I am given a compact operator $A$ which lives in a Banach algebra and whose spectral radius obeys $\rho(A)=\lim_{n\rightarrow\infty}||A^n||^{\frac{1}{n}}<1$. Now I want to prove that this implies that $||A^n||\rightarrow 0$ as $n\rightarrow \infty$ (if true).
I tried the following. We know that for $m$ big enough, $||A^k||^{\frac{1}{k}}<1$ for all $k\geq m$, so (choosing such a $k$) also $||A^k||<1$. Therefore $\lim_{n\rightarrow\infty} ||A^k||^n=0$. But since $||A^{nk}||\leq||A^n||^k$, we have $\lim_{n\rightarrow\infty} ||A^{kn}||=0$. But then I have only proven that a subsequence of $||A^n||$ converges to 0!
Is my approach completely futile?

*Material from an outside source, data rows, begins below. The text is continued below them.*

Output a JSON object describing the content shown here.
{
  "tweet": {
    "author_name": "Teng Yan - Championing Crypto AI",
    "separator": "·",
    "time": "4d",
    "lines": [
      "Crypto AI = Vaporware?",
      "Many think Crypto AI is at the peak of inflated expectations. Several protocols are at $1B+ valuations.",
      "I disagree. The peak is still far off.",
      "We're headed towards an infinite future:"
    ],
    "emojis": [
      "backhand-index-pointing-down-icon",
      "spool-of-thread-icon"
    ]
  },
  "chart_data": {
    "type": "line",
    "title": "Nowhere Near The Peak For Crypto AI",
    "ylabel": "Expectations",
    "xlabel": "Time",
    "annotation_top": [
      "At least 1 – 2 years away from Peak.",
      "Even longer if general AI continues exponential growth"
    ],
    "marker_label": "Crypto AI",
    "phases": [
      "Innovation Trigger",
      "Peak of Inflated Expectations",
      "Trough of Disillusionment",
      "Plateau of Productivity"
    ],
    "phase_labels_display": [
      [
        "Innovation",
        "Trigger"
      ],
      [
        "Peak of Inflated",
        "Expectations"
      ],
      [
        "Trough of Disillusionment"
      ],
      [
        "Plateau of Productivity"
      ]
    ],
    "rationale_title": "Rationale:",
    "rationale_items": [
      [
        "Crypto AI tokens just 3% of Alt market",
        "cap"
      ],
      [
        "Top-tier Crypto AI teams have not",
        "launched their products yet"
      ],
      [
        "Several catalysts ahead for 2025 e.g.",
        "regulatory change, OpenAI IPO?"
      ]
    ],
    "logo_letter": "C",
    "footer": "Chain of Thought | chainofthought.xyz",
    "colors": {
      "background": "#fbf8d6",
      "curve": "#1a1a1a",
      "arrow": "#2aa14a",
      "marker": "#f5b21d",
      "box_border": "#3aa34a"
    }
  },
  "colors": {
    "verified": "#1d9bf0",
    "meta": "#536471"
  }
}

Or is limit I want to prove incorrect, and if so, what's a counterexample?
Since $\rho(A) = \lim\limits_{n\to\infty} \lVert A^n\rVert^{1/n} < 1$, you know that for all large enough $n$ you have
$$\lVert A^n\rVert^{1/n} < q := \frac{1+\rho(A)}{2} < 1,$$
whence $\lVert A^n\rVert < q^n \to 0$.